Facial Pain
Differential Diagnosis
Common Diagnoses
- Maxillary/Frontal Sinusitis
- Trigeminal Neuralgia (TN)
- Dental Abscess
- Temporomandibular Joint (TMJ) Dysfunction
- Shingles (Herpes Zoster)
Occasional Diagnoses
- Cluster Headache (Periodic Migrainous Neuralgia)
- Temporal Arteritis
- Upper Cervical Spondylosis
- Mandibular or Maxillary Osteitis or Cyst
- Cellulitis
- Parotid: Abscess
- Parotid: Duct Obstruction (Stone/Tumour)
- Parotid: Mumps
Rare Diagnoses
- Multiple Sclerosis
- Atypical Facial Pain (May be Linked with Depression)
- Nasopharyngeal, Sinus and Lingual Carcinoma
- Posterior Fossa Tumours
- Gummatous Meningitis and Tabes
- Glaucoma and Iritis
Ready Reckoner
Key distinguishing features of the most common diagnoses
Sinusitis | TN | Dental Abscess | TMJ | Shingles | |
---|---|---|---|---|---|
Fever and Malaise | Possible | No | Possible | No | Possible |
Lymphadenopathy | Possible | No | Yes | No | Yes |
Pain Worse on Bending | Yes | No | Yes | No | No |
Pain on Tapping Teeth | Possible | No | Yes | No | No |
Lancinating Pain | No | Yes | No | No | Possible |
Possible Investigations
Likely:None.
Possible:FBC, ESR/CRP, sinus x-ray.
Small Print:X-ray of TMJ, temporal artery biopsy, sialogram, CT/MRI scan.
- FBC: WCC and ESR/CRP raised in infection; ESR/CRP raised in temporal arteritis and tumour (ESR more useful than CRP in suspected temporal arteritis).
- X-rays: Sinus X-ray of little help in acute sinusitis but may help in chronic pain to assess for possible chronic sinusitis or tumour; TMJ views and dental plain film for abscess likely to be arranged by dentist; parotid sialogram for stone/tumour.
- Temporal artery biopsy: May be necessary to clinch diagnosis of temporal arteritis.
- CT/MRI scan the only practical way to examine the posterior cranial fossa and Gasserian ganglion – a specialist investigation.
Top Tips
- Don’t over-diagnose sinusitis – many URTIs will produce mild facial ache through a vacuum effect.
- Remember that shingles can produce pain before the rash – in the acute onset of unexplained unilateral facial pain, warn the patient to report back to the doctor should a blistering rash develop.
- Refer dental abscesses to a dentist without treating first, to ensure proper investigation, treatment and follow-up – and to encourage the patient to present to the correct agency in future.
Red Flags
- If no obvious cause is found for persistent facial pain, refer to exclude sinister pathology.
- Trigeminal neuralgia is usually idiopathic, but may have a serious underlying cause, especially if there is associated motor disturbance or other neurological symptoms or signs.
- Temporal arteritis is a clinical diagnosis.
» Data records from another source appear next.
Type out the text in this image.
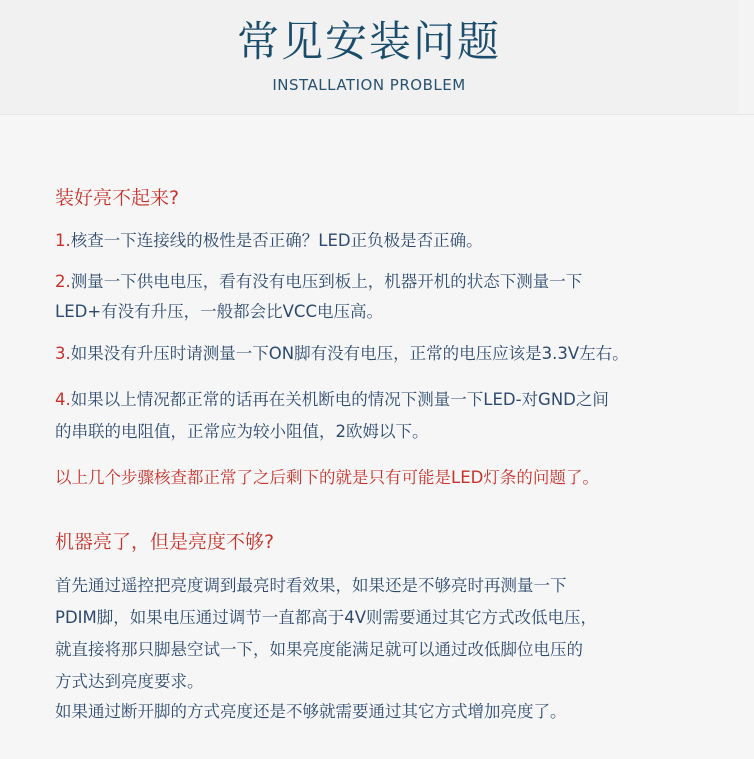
常见安装问题
INSTALLATION PROBLEM
装好亮不起来?
1.核查一下连接线的极性是否正确？LED正负极是否正确。
2.测量一下供电电压，看有没有电压到板上，机器开机的状态下测量一下
LED+有没有升压，一般都会比VCC电压高。
3.如果没有升压时请测量一下ON脚有没有电压，正常的电压应该是3.3V左右。
4.如果以上情况都正常的话再在关机断电的情况下测量一下LED-对GND之间
的串联的电阻值，正常应为较小阻值，2欧姆以下。
以上几个步骤核查都正常了之后剩下的就是只有可能是LED灯条的问题了。
机器亮了，但是亮度不够?
首先通过遥控把亮度调到最亮时看效果，如果还是不够亮时再测量一下
PDIM脚，如果电压通过调节一直都高于4V则需要通过其它方式改低电压，
就直接将那只脚悬空试一下，如果亮度能满足就可以通过改低脚位电压的
方式达到亮度要求。
如果通过断开脚的方式亮度还是不够就需要通过其它方式增加亮度了。
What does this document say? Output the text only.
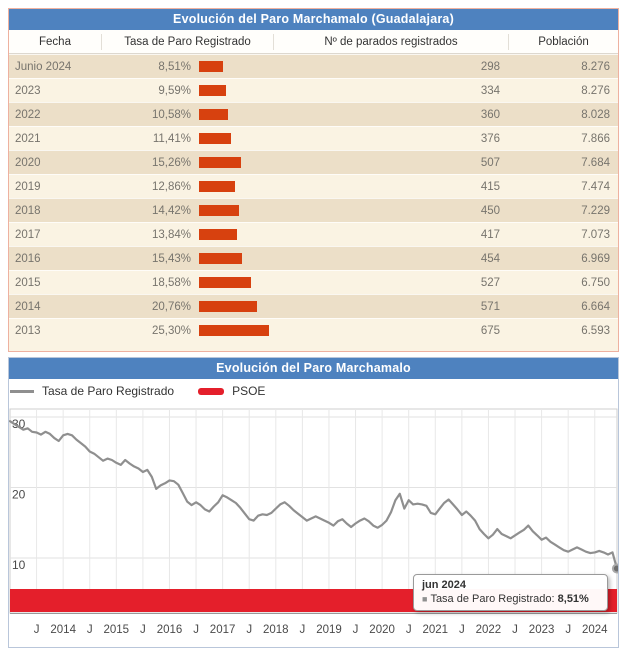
Evolución del Paro Marchamalo (Guadalajara)
Fecha	Tasa de Paro Registrado	Nº de parados registrados	Población
Junio 2024	8,51%	298	8.276
2023	9,59%	334	8.276
2022	10,58%	360	8.028
2021	11,41%	376	7.866
2020	15,26%	507	7.684
2019	12,86%	415	7.474
2018	14,42%	450	7.229
2017	13,84%	417	7.073
2016	15,43%	454	6.969
2015	18,58%	527	6.750
2014	20,76%	571	6.664
2013	25,30%	675	6.593
Evolución del Paro Marchamalo
Tasa de Paro Registrado	PSOE
10
20
30
J 2014 J 2015 J 2016 J 2017 J 2018 J 2019 J 2020 J 2021 J 2022 J 2023 J 2024
jun 2024
■ Tasa de Paro Registrado: 8,51%
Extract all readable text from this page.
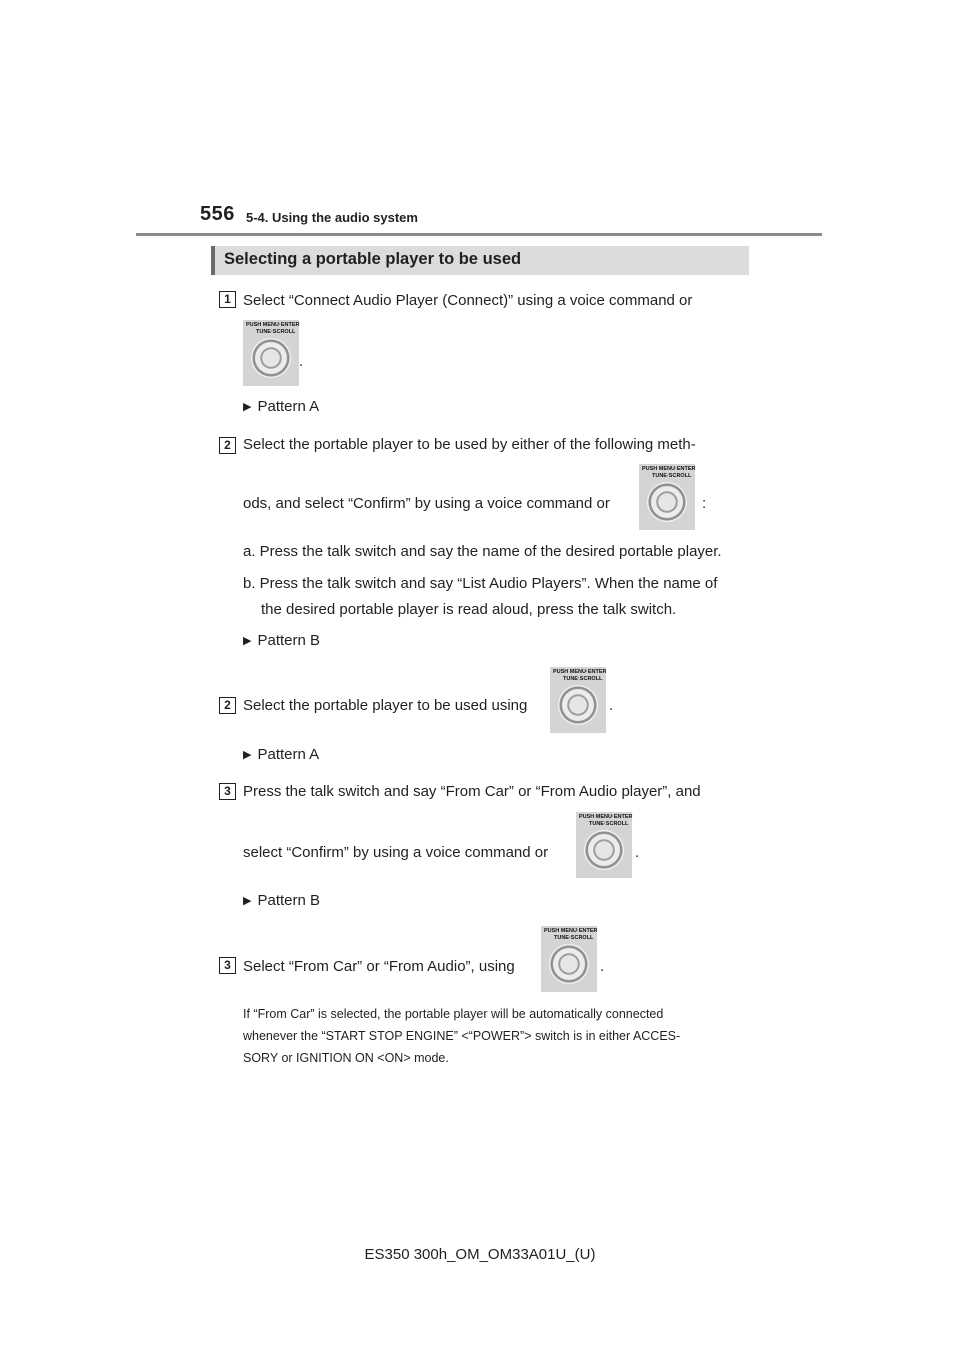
556 5-4. Using the audio system
Selecting a portable player to be used
1 Select “Connect Audio Player (Connect)” using a voice command or
PUSH MENU·ENTER
TUNE·SCROLL
.
▶ Pattern A
2 Select the portable player to be used by either of the following meth-
ods, and select “Confirm” by using a voice command or
PUSH MENU·ENTER
TUNE·SCROLL
:
a. Press the talk switch and say the name of the desired portable player.
b. Press the talk switch and say “List Audio Players”. When the name of
the desired portable player is read aloud, press the talk switch.
▶ Pattern B
2 Select the portable player to be used using
PUSH MENU·ENTER
TUNE·SCROLL
.
▶ Pattern A
3 Press the talk switch and say “From Car” or “From Audio player”, and
select “Confirm” by using a voice command or
PUSH MENU·ENTER
TUNE·SCROLL
.
▶ Pattern B
3 Select “From Car” or “From Audio”, using
PUSH MENU·ENTER
TUNE·SCROLL
.
If “From Car” is selected, the portable player will be automatically connected
whenever the “START STOP ENGINE” <“POWER”> switch is in either ACCES-
SORY or IGNITION ON <ON> mode.
ES350 300h_OM_OM33A01U_(U)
If suspected, treat immediately with high-dose steroids to prevent blindness. ESR is for retrospective confirmation only.
- If the eyeball is red and tender in frontal facial pain, consider glaucoma, iritis or orbital cellulitis. Refer urgently..
- Out-of-hours dental treatment can be very hard for patients to access in the UK. You may find yourself ethically obliged to provide some form of treatment, but be sure to give the advice (and document it) that the patient should contact their own dentist as soon as the dental surgery is open. Send a copy of your clinical notes to the dentist as you would any other clinician. You should never feel pressured to work outside your areas of competence, so don’t hesitate to refer to the local hospital facio-maxillary team on call if you have any doubts about diagnosis or emergency management.